Physical examination findings in patients with ITBS may include the following:

  • Abnormal gait: The athlete may walk with the affected knee extended because this gait pattern avoids motion in which the tendon rubs on the lateral femoral epicondyle.

  • Point tenderness is noted upon palpation of the lateral femoral epicondyle, as well as with palpation of a site 2-4 cm above the lateral joint line and at the Gerdy tubercle. Oftentimes, the patient indicates pain with the use of the palm of the entire hand.

  • Reproducible pain: Pain may be elicited with knee flexion to 30° when varus stress is applied to the knee.

  • The Ober test is used to assess the flexibility of the ITB. To perform this test, the examiner instructs the athlete to lie on the uninjured side. The examiner stabilizes the athlete's pelvis with one hand while controlling the affected limb with the other hand. The examiner abducts and extends the affected hip toward the table. Once the hip is abducted, the examiner adducts the hip. If the hip resists adduction, it is a result of tightness of the ITB (see the image below). [17]

    The Ober test. The Ober test.


See the list below:

  • Runners

    • The posterior edge of the ITB impinges against the lateral epicondyle of the femur just after foot strike in the gait cycle. This friction occurs at or slightly below 30 º of knee flexion. Downhill running and running at slower speeds may exacerbate ITBS because the knee tends to be less flexed at foot strike.

    • Running on hard surfaces and banked surfaces: The injured leg is often the downside leg on a banked or crowned road.

    • Worn out or improper running shoes

    • Lower limb and foot misalignment such as valgus or varus alignment of the leg or leg-length discrepancy

  • Cyclists

    • In cycling, the ITB is pulled anteriorly on the pedaling downstroke and posteriorly on the upstroke. The ITB is predisposed to friction, irritation, and microtrauma during this repetitive movement because its posterior fibers adhere closely to the lateral femoral epicondyle.

    • Cyclists with an external tibia rotation greater than 20 º: Stress is created on the ITB if the athlete's cycling shoe is placed in a straight-ahead position or the toe is in a cleat position.

    • Cyclists with varus knee alignment or active pronation place a greater stretch on the distal ITB when they ride with internally rotated cleats.

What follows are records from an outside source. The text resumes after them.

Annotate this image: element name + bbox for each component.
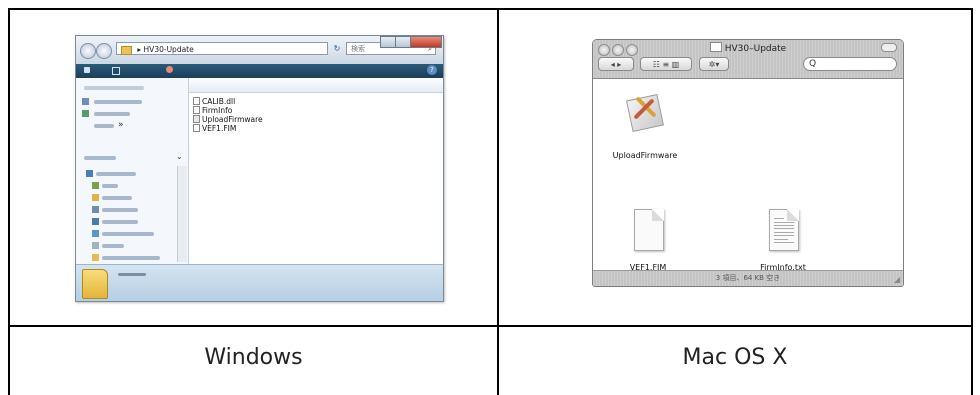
address-path: HV30-Update bbox=[143, 45, 194, 54]
tree-item[interactable] bbox=[102, 232, 154, 236]
file-list-pane: CALIB.dll FirmInfo UploadFirmware VEF1.F… bbox=[189, 78, 443, 265]
mac-caption: Mac OS X bbox=[682, 344, 788, 370]
text-file-icon bbox=[193, 106, 200, 114]
mac-title-bar: HV30–Update ◂ ▸ ☷ ≡ ▥ ✲▾ Q bbox=[593, 40, 903, 79]
windows-explorer-window: ▸ HV30-Update ↻ 検索 ⌕ ? » ⌄ CALIB.dll Fir… bbox=[75, 35, 444, 302]
toolbar-toggle-button[interactable] bbox=[881, 43, 897, 52]
tree-item[interactable] bbox=[102, 184, 118, 188]
help-icon[interactable]: ? bbox=[427, 65, 437, 75]
folder-icon bbox=[709, 42, 722, 52]
column-headers[interactable] bbox=[189, 78, 443, 93]
more-chevron[interactable]: » bbox=[118, 120, 124, 130]
resize-grip-icon[interactable]: ◢ bbox=[894, 276, 900, 284]
status-bar: 3 項目、64 KB 空き ◢ bbox=[593, 270, 903, 286]
public-icon bbox=[92, 194, 99, 201]
icon-view: UploadFirmware VEF1.FIM FirmInfo.txt bbox=[593, 79, 903, 272]
item-count-text bbox=[118, 273, 146, 276]
file-name: VEF1.FIM bbox=[202, 124, 237, 133]
tree-item[interactable] bbox=[102, 196, 132, 200]
folder-icon bbox=[121, 45, 132, 55]
network-icon bbox=[92, 218, 99, 225]
application-icon bbox=[626, 91, 664, 132]
mac-finder-window: HV30–Update ◂ ▸ ☷ ≡ ▥ ✲▾ Q UploadFirmwar… bbox=[592, 39, 904, 287]
list-item[interactable]: UploadFirmware bbox=[193, 115, 263, 124]
blank-document-icon bbox=[634, 209, 664, 251]
list-item[interactable]: VEF1.FIM bbox=[193, 124, 236, 133]
refresh-icon[interactable]: ↻ bbox=[331, 42, 343, 55]
desktop-icon bbox=[86, 170, 93, 177]
chevron-down-icon[interactable]: ⌄ bbox=[176, 152, 183, 161]
file-name: FirmInfo bbox=[202, 106, 233, 115]
nav-link[interactable] bbox=[94, 112, 130, 116]
address-bar[interactable]: ▸ HV30-Update bbox=[116, 42, 328, 55]
burn-icon[interactable] bbox=[166, 66, 173, 73]
application-item[interactable]: UploadFirmware bbox=[605, 87, 685, 167]
pictures-icon bbox=[82, 110, 89, 117]
list-item[interactable]: FirmInfo bbox=[193, 106, 232, 115]
forward-arrow-icon[interactable] bbox=[96, 43, 112, 59]
user-icon bbox=[92, 182, 99, 189]
windows-caption: Windows bbox=[204, 344, 303, 370]
status-text: 3 項目、64 KB 空き bbox=[715, 274, 781, 282]
computer-icon bbox=[92, 206, 99, 213]
details-pane bbox=[76, 264, 443, 301]
control-panel-icon bbox=[92, 230, 99, 237]
minimize-button[interactable] bbox=[380, 36, 396, 48]
application-file-icon bbox=[193, 115, 200, 123]
address-separator: ▸ bbox=[137, 45, 142, 54]
list-item[interactable]: CALIB.dll bbox=[193, 97, 235, 106]
nav-link[interactable] bbox=[94, 124, 114, 128]
window-title-text: HV30–Update bbox=[724, 44, 787, 54]
organize-icon[interactable] bbox=[84, 67, 90, 73]
document-item[interactable]: VEF1.FIM bbox=[618, 209, 678, 279]
item-label: UploadFirmware bbox=[612, 151, 678, 160]
favorites-heading bbox=[84, 86, 144, 90]
recycle-bin-icon bbox=[92, 242, 99, 249]
text-document-icon bbox=[769, 209, 799, 251]
blank-file-icon bbox=[193, 124, 200, 132]
windows-toolbar: ? bbox=[76, 64, 443, 78]
folder-icon bbox=[92, 254, 99, 261]
maximize-button[interactable] bbox=[395, 36, 411, 48]
back-arrow-icon[interactable] bbox=[80, 43, 96, 59]
search-input[interactable]: Q bbox=[803, 57, 897, 71]
action-menu-button[interactable]: ✲▾ bbox=[699, 57, 729, 71]
nav-link[interactable] bbox=[94, 100, 142, 104]
tree-item[interactable] bbox=[102, 244, 124, 248]
close-button[interactable] bbox=[410, 36, 442, 48]
tree-item[interactable] bbox=[102, 208, 138, 212]
magnifier-icon: Q bbox=[809, 59, 817, 69]
documents-icon bbox=[82, 98, 89, 105]
dll-file-icon bbox=[193, 97, 200, 105]
navigation-scrollbar[interactable] bbox=[177, 166, 187, 262]
window-title: HV30–Update bbox=[593, 42, 903, 54]
file-name: CALIB.dll bbox=[202, 97, 236, 106]
windows-title-bar: ▸ HV30-Update ↻ 検索 ⌕ bbox=[76, 36, 443, 64]
document-item[interactable]: FirmInfo.txt bbox=[743, 209, 823, 279]
back-forward-buttons[interactable]: ◂ ▸ bbox=[598, 57, 634, 71]
file-name: UploadFirmware bbox=[202, 115, 263, 124]
view-mode-buttons[interactable]: ☷ ≡ ▥ bbox=[640, 57, 692, 71]
table-border-top bbox=[8, 8, 973, 10]
search-placeholder: 検索 bbox=[351, 45, 365, 53]
tree-item[interactable] bbox=[96, 172, 136, 176]
tree-item[interactable] bbox=[102, 220, 138, 224]
tree-item[interactable] bbox=[102, 256, 160, 260]
folder-icon bbox=[82, 269, 108, 299]
navigation-pane: » ⌄ bbox=[76, 78, 189, 265]
table-border-right bbox=[971, 8, 973, 395]
folders-heading[interactable] bbox=[84, 156, 116, 160]
views-icon[interactable] bbox=[112, 67, 120, 75]
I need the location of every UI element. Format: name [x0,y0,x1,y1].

    • Poorly fitted bicycle saddle: A high-riding saddle causes the cyclist to extend the knee more than 150 º. This exaggerated knee extension causes the distal ITB to abrade across the lateral femoral condyle. Bicycle saddles that are positioned too far back cause the cyclist to reach for the pedal, with a resultant stretch to the ITB.

  • All athletes

    • Improper warm-up and stretching

    • Increasing the quality and quantity of training sessions too quickly

    • Lower limb and foot misalignment such as valgus or varus alignment of the leg or leg-length discrepancy

    • Worn out or improper athletic shoes

    • On occasion, a contusion to the knee may precipitate ITBS.